About St Martin-in-the-Fields
Located in the northeast corner of Trafalgar Square, St Martin-in-the-Fields remains an active church and music venue, as well as a world class architectural landmark. Given its relatively understated presence amid Trafalgar Square’s more attention-hogging attractions, this beautiful Georgian church might easily go unnoticed, but it deserves a closer look.
St Martin-in-the-Fields history
Before going any further we should probably address the ill-fitting name. These days, the church most certainly isn’t ‘in the fields’, indeed, surveying the inner-city hubbub of Trafalgar Square today, it’s hard to imagine a place that’s further from the fields.
In fact, the church’s strikingly incongruous name offers an indication of its age. In the early medieval period, when a church was first built on the site, the area now known as Trafalgar Square was nothing but farmland. It was quite literally ‘in-the-fields’.
The first records of St Martin-in-the-Fields date back to a land dispute between the Bishop of London and the Abbot of Westminster in 1222. It owes its name to Martin of Tours, a Christian saint most famous for cutting his cloak in half to share it with a beggar.
Henry VIII rebuilt the medieval church and extended its parish in 1542, largely motivated by a desire to prevent plague victims from passing through the Palace of Whitehall, his main residence.
St Martin-in-the-Fields was further enlarged in 1607, by Prince Henry, son of James I. But, despite surviving the Great Fire of London in 1666, a survey from 1710 indicates that, by then, the building was in a state of decay. Ten years later it was decided that the church should be demolished and rebuilt.
James Gibbs, a talented Scottish architect, best known for the Radcliffe Library in Oxford, was entrusted with the task of reimagining St Martin-in-the-Fields. He came up with a striking neoclassical masterpiece that clearly owed a debt to Christopher Wren’s churches. But Gibbs added a number of innovative architectural touches. Most notably, he decided to position the steeple centrally, behind the pediment.
Unconventional enough to attract criticism at the time, his vision nonetheless proved to be hugely influential. St Martins-in-the-Field provided a new, highly popular template for churches across the world.
St Martin-in-the-Fields today
James Gibbs’ 18th century vision has stood the test of time. More than 300 years after its construction, St Martin-in-the-Fields retains its standing as one of Britain’s most important ecclesiastical buildings. Beyond the enduring appeal of its prominent central London location and elegant neoclassical architecture, St Martin remains an active church and concert venue.

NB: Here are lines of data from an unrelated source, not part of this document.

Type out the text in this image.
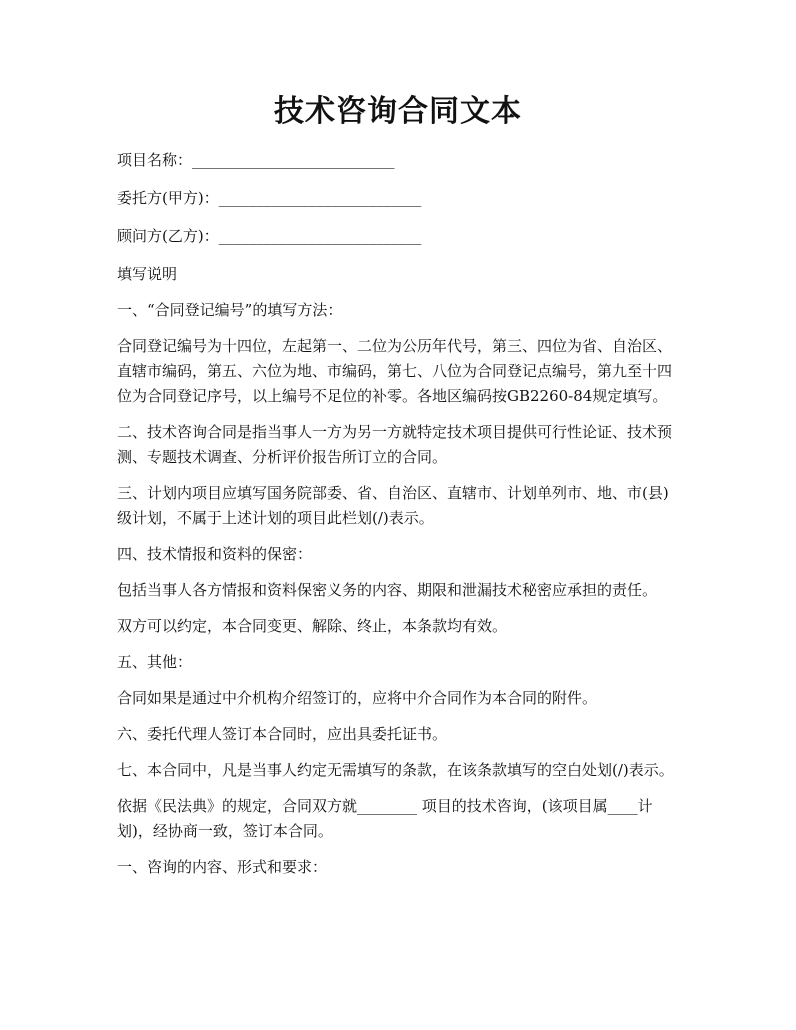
技术咨询合同文本
项目名称：___________________________
委托方(甲方)：___________________________
顾问方(乙方)：___________________________

填写说明

一、“合同登记编号”的填写方法：

合同登记编号为十四位，左起第一、二位为公历年代号，第三、四位为省、自治区、直辖市编码，第五、六位为地、市编码，第七、八位为合同登记点编号，第九至十四位为合同登记序号，以上编号不足位的补零。各地区编码按GB2260-84规定填写。

二、技术咨询合同是指当事人一方为另一方就特定技术项目提供可行性论证、技术预测、专题技术调查、分析评价报告所订立的合同。

三、计划内项目应填写国务院部委、省、自治区、直辖市、计划单列市、地、市(县)级计划，不属于上述计划的项目此栏划(/)表示。

四、技术情报和资料的保密：

包括当事人各方情报和资料保密义务的内容、期限和泄漏技术秘密应承担的责任。

双方可以约定，本合同变更、解除、终止，本条款均有效。

五、其他：

合同如果是通过中介机构介绍签订的，应将中介合同作为本合同的附件。

六、委托代理人签订本合同时，应出具委托证书。

七、本合同中，凡是当事人约定无需填写的条款，在该条款填写的空白处划(/)表示。

依据《民法典》的规定，合同双方就________ 项目的技术咨询，(该项目属____计划)，经协商一致，签订本合同。

一、咨询的内容、形式和要求：
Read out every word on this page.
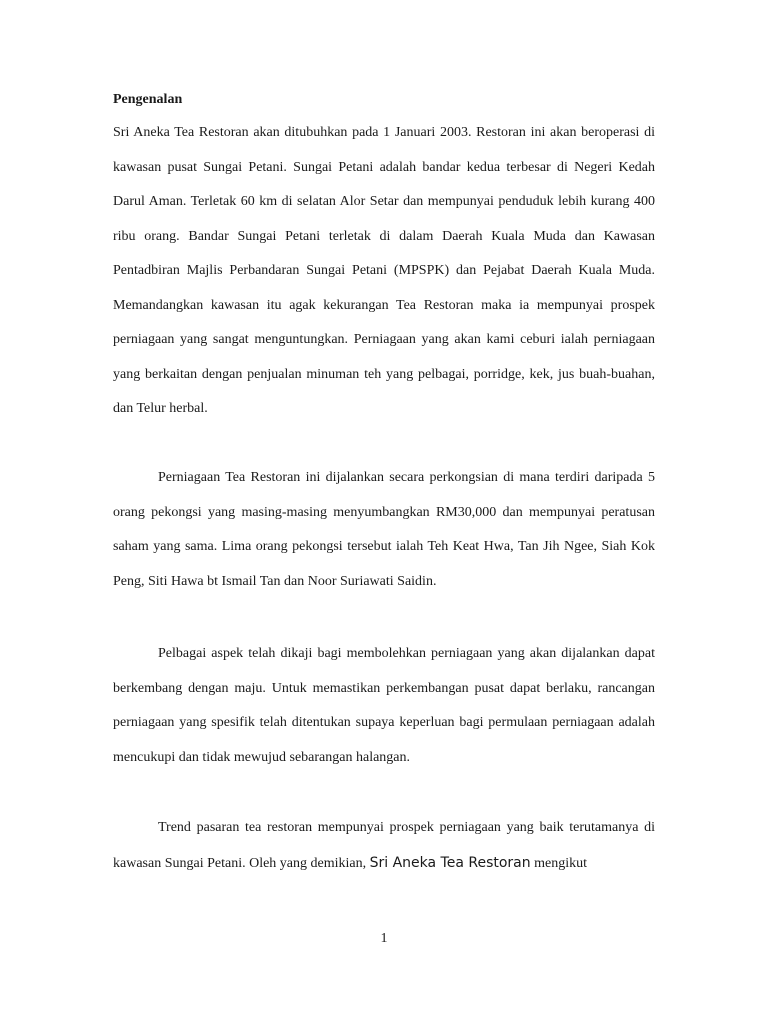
Pengenalan

Sri Aneka Tea Restoran akan ditubuhkan pada 1 Januari 2003. Restoran ini akan beroperasi di kawasan pusat Sungai Petani. Sungai Petani adalah bandar kedua terbesar di Negeri Kedah Darul Aman. Terletak 60 km di selatan Alor Setar dan mempunyai penduduk lebih kurang 400 ribu orang. Bandar Sungai Petani terletak di dalam Daerah Kuala Muda dan Kawasan Pentadbiran Majlis Perbandaran Sungai Petani (MPSPK) dan Pejabat Daerah Kuala Muda. Memandangkan kawasan itu agak kekurangan Tea Restoran maka ia mempunyai prospek perniagaan yang sangat menguntungkan. Perniagaan yang akan kami ceburi ialah perniagaan yang berkaitan dengan penjualan minuman teh yang pelbagai, porridge, kek, jus buah-buahan, dan Telur herbal.

Perniagaan Tea Restoran ini dijalankan secara perkongsian di mana terdiri daripada 5 orang pekongsi yang masing-masing menyumbangkan RM30,000 dan mempunyai peratusan saham yang sama. Lima orang pekongsi tersebut ialah Teh Keat Hwa, Tan Jih Ngee, Siah Kok Peng, Siti Hawa bt Ismail Tan dan Noor Suriawati Saidin.

Pelbagai aspek telah dikaji bagi membolehkan perniagaan yang akan dijalankan dapat berkembang dengan maju. Untuk memastikan perkembangan pusat dapat berlaku, rancangan perniagaan yang spesifik telah ditentukan supaya keperluan bagi permulaan perniagaan adalah mencukupi dan tidak mewujud sebarangan halangan.

Trend pasaran tea restoran mempunyai prospek perniagaan yang baik terutamanya di kawasan Sungai Petani. Oleh yang demikian, Sri Aneka Tea Restoran mengikut

1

Arguably, the best way to take in the beautiful plasterwork and soaring, understated elegance of St Martin’s interior is to attend a concert there. The church hosts an impressive program of classical music performances, including free lunchtime concerts.
Getting to St Martin-in-the-Fields
St-Martin-in-the-Fields couldn’t be more centrally located. All you have to do is find Trafalgar Square – a task most visitors to London seem to manage. The church can be found to the northeast of Trafalgar square, just across from the National Gallery, which dominates the north side of the square. The nearest tube station, just across the road, is Charing Cross, which is on the Northern and Bakerloo lines.